The Suburban pace was as honest as it gets at this level, :23.06 then followed by a :22.62. Trickmeister, ridden by Ramon Dominguez, who stayed with this runner and not MMM, was setting it and Smith was content to stalk—and he was stalking comfortably, thank you.

Positions remained virtually unchanged, with THAS stalking from third, still in the thick of contention at that point. But after hitting the eighth pole two in front in 1:33.82, Macho Man raced his final furlong in :12.76, stopping the timer in a very worthy 1:46.58 for nine furlongs.

“For a big horse, he’s quick,” Smith said. “Every step was a winning one. I’m shocked at how impressive he was. I didn’t touch him.”

And neither could the competition. Mucho Macho Man is back. He can hardly get much bigger but imagine what would he would be if he got even stronger.

“We’re so excited, that was fabulous,” said winning trainer Kathy Ritvo. “He likes to be here, he likes the racetrack here. We’ll make sure he comes back great, take it slow, and see what happens. What a great day!”

HAIL TO THE CHIEF

The prelude, the Grade 3 Victory Ride for 3-year-old fillies, was about seeing see how undefeated state-bred Agave Kiss would acquit herself in open graded company for the second time. Actually, not very well.
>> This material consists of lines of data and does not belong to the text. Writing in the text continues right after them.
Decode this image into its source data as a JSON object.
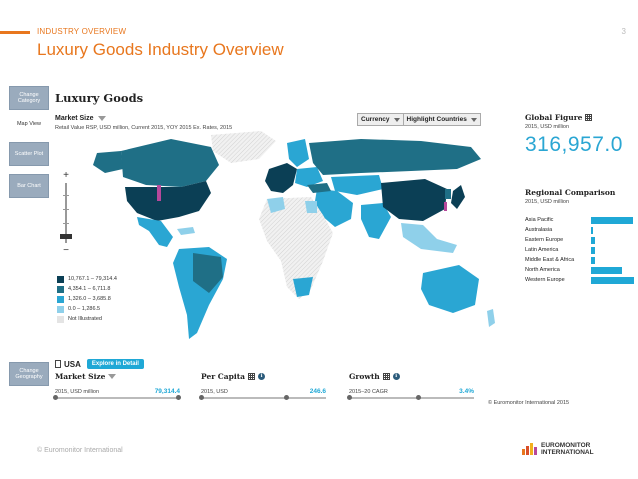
{
  "slide": {
    "section": "INDUSTRY OVERVIEW",
    "page": "3",
    "title": "Luxury Goods Industry Overview",
    "footer_copyright": "© Euromonitor International",
    "logo_line1": "EUROMONITOR",
    "logo_line2": "INTERNATIONAL"
  },
  "side_nav": {
    "change_category": "Change Category",
    "map_view": "Map View",
    "scatter_plot": "Scatter Plot",
    "bar_chart": "Bar Chart",
    "change_geography": "Change Geography"
  },
  "panel": {
    "title": "Luxury Goods",
    "market_size_label": "Market Size",
    "market_size_sub": "Retail Value RSP, USD million, Current 2015, YOY 2015 Ex. Rates, 2015",
    "currency_label": "Currency",
    "highlight_label": "Highlight Countries",
    "zoom_in": "+",
    "zoom_out": "−"
  },
  "legend": [
    {
      "label": "10,767.1 – 79,314.4",
      "color": "#0b3f55"
    },
    {
      "label": "4,354.1 – 6,711.8",
      "color": "#1f6f86"
    },
    {
      "label": "1,326.0 – 3,685.8",
      "color": "#2aa6d3"
    },
    {
      "label": "0.0 – 1,286.5",
      "color": "#8fd0ea"
    },
    {
      "label": "Not Illustrated",
      "color": "#e4e4e4"
    }
  ],
  "global": {
    "title": "Global Figure",
    "subtitle": "2015, USD million",
    "value": "316,957.0"
  },
  "regional": {
    "title": "Regional Comparison",
    "subtitle": "2015, USD million",
    "regions": [
      {
        "name": "Asia Pacific",
        "share": 0.95
      },
      {
        "name": "Australasia",
        "share": 0.05
      },
      {
        "name": "Eastern Europe",
        "share": 0.1
      },
      {
        "name": "Latin America",
        "share": 0.09
      },
      {
        "name": "Middle East & Africa",
        "share": 0.1
      },
      {
        "name": "North America",
        "share": 0.7
      },
      {
        "name": "Western Europe",
        "share": 0.98
      }
    ]
  },
  "country": {
    "name": "USA",
    "explore": "Explore in Detail",
    "metrics": [
      {
        "title": "Market Size",
        "sub": "2015, USD million",
        "value": "79,314.4",
        "position": 0.98
      },
      {
        "title": "Per Capita",
        "sub": "2015, USD",
        "value": "246.6",
        "position": 0.68
      },
      {
        "title": "Growth",
        "sub": "2015–20 CAGR",
        "value": "3.4%",
        "position": 0.55
      }
    ]
  },
  "panel_copyright": "© Euromonitor International 2015"
}
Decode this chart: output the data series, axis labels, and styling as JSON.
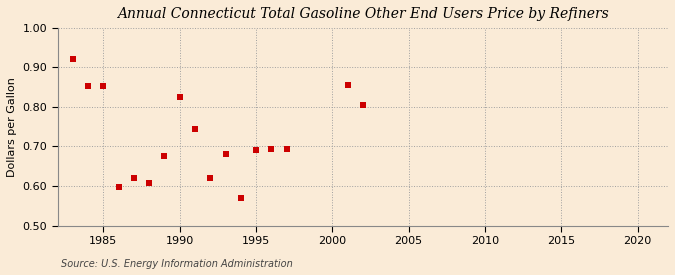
{
  "title": "Annual Connecticut Total Gasoline Other End Users Price by Refiners",
  "ylabel": "Dollars per Gallon",
  "source": "Source: U.S. Energy Information Administration",
  "background_color": "#faebd7",
  "point_color": "#cc0000",
  "xlim": [
    1982,
    2022
  ],
  "ylim": [
    0.5,
    1.0
  ],
  "xticks": [
    1985,
    1990,
    1995,
    2000,
    2005,
    2010,
    2015,
    2020
  ],
  "yticks": [
    0.5,
    0.6,
    0.7,
    0.8,
    0.9,
    1.0
  ],
  "data_x": [
    1983,
    1984,
    1985,
    1986,
    1987,
    1988,
    1989,
    1990,
    1991,
    1992,
    1993,
    1994,
    1995,
    1996,
    1997,
    2001,
    2002
  ],
  "data_y": [
    0.921,
    0.853,
    0.853,
    0.598,
    0.621,
    0.607,
    0.676,
    0.825,
    0.743,
    0.62,
    0.682,
    0.57,
    0.69,
    0.694,
    0.693,
    0.855,
    0.805
  ],
  "title_fontsize": 10,
  "ylabel_fontsize": 8,
  "tick_fontsize": 8,
  "source_fontsize": 7,
  "marker_size": 14
}
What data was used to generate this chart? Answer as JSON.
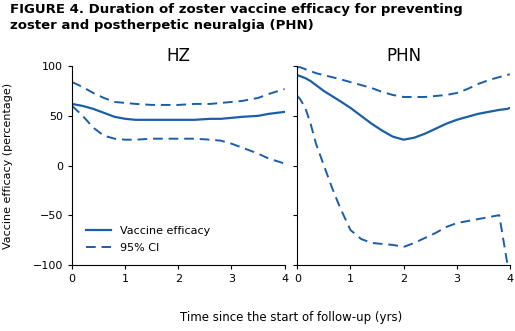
{
  "title_line1": "FIGURE 4. Duration of zoster vaccine efficacy for preventing",
  "title_line2": "zoster and postherpetic neuralgia (PHN)",
  "title_fontsize": 9.5,
  "subplot_titles": [
    "HZ",
    "PHN"
  ],
  "subplot_title_fontsize": 12,
  "xlabel": "Time since the start of follow-up (yrs)",
  "ylabel": "Vaccine efficacy (percentage)",
  "xlabel_fontsize": 8.5,
  "ylabel_fontsize": 8,
  "ylim": [
    -100,
    100
  ],
  "xlim": [
    0,
    4
  ],
  "yticks": [
    -100,
    -50,
    0,
    50,
    100
  ],
  "xticks": [
    0,
    1,
    2,
    3,
    4
  ],
  "line_color": "#1B5EA8",
  "line_width": 1.6,
  "ci_linewidth": 1.4,
  "legend_fontsize": 8,
  "tick_fontsize": 8,
  "hz_x": [
    0.0,
    0.2,
    0.4,
    0.6,
    0.8,
    1.0,
    1.2,
    1.5,
    1.8,
    2.0,
    2.3,
    2.6,
    2.8,
    3.0,
    3.2,
    3.5,
    3.7,
    4.0
  ],
  "hz_efficacy": [
    62,
    60,
    57,
    53,
    49,
    47,
    46,
    46,
    46,
    46,
    46,
    47,
    47,
    48,
    49,
    50,
    52,
    54
  ],
  "hz_ci_upper": [
    84,
    79,
    73,
    68,
    64,
    63,
    62,
    61,
    61,
    61,
    62,
    62,
    63,
    64,
    65,
    68,
    72,
    77
  ],
  "hz_ci_lower": [
    60,
    50,
    38,
    30,
    27,
    26,
    26,
    27,
    27,
    27,
    27,
    26,
    25,
    22,
    18,
    12,
    7,
    2
  ],
  "phn_x": [
    0.0,
    0.05,
    0.15,
    0.25,
    0.35,
    0.5,
    0.65,
    0.8,
    1.0,
    1.2,
    1.4,
    1.6,
    1.8,
    2.0,
    2.2,
    2.4,
    2.6,
    2.8,
    3.0,
    3.2,
    3.4,
    3.6,
    3.8,
    3.95,
    4.0
  ],
  "phn_efficacy": [
    91,
    90,
    88,
    85,
    81,
    75,
    70,
    65,
    58,
    50,
    42,
    35,
    29,
    26,
    28,
    32,
    37,
    42,
    46,
    49,
    52,
    54,
    56,
    57,
    58
  ],
  "phn_ci_upper": [
    99,
    99,
    97,
    95,
    93,
    91,
    89,
    87,
    84,
    81,
    78,
    74,
    71,
    69,
    69,
    69,
    70,
    71,
    73,
    77,
    82,
    86,
    89,
    91,
    92
  ],
  "phn_ci_lower": [
    70,
    67,
    58,
    42,
    22,
    0,
    -22,
    -42,
    -65,
    -74,
    -78,
    -79,
    -80,
    -82,
    -78,
    -73,
    -68,
    -62,
    -58,
    -56,
    -54,
    -52,
    -50,
    -98,
    -100
  ]
}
Not after Jamaican Smoke ran her into the ground, putting the pressure on throughout. AK could not overcome both the equine heat and the inside post. As a result of dueling with Jamaican Smoke, the $330,239 bet to show on the formerly undefeated filly went up in flames as well, leading to the usual bizarre show payoffs.

The hot pace set the table for a closer, which turned out to be Emma’s Encore, paying $80 to win and $61 to show.

“She worked very well and she’d been doing very well but I was being optimistic when I picked this race,” said the legendary Allen Jerkens, the architect of so many upsets that he earned the nickname “Giant Killer,” which still embarrasses him a bit. But the table had been set, and the Hall of Famer knew it.

“[Agave Kiss] just went so fast. It’s not speed favoring today, is it? A couple of times this meet, for some reason, jockeys go head and head and I don’t know what it is. It’s so nice to be back and win one,” said the man they call “Chief.”

And with the exception of the owners of Agave Kiss and the bridge jumpers that dumped $330K into the pool, nobody at Belmont Park was unhappy when this trainer upset the Victory Ride.

“We hadn’t been doing any good at all lately, so this really helps a lot.” Maybe there’s an owner out there, like Brenda Mercer, who might send Jerkens a runner.

“I never knew the lady before and then after she won she sold a half interest to Mr. Berger. I guess he’s pretty happy now, too. I know I am.”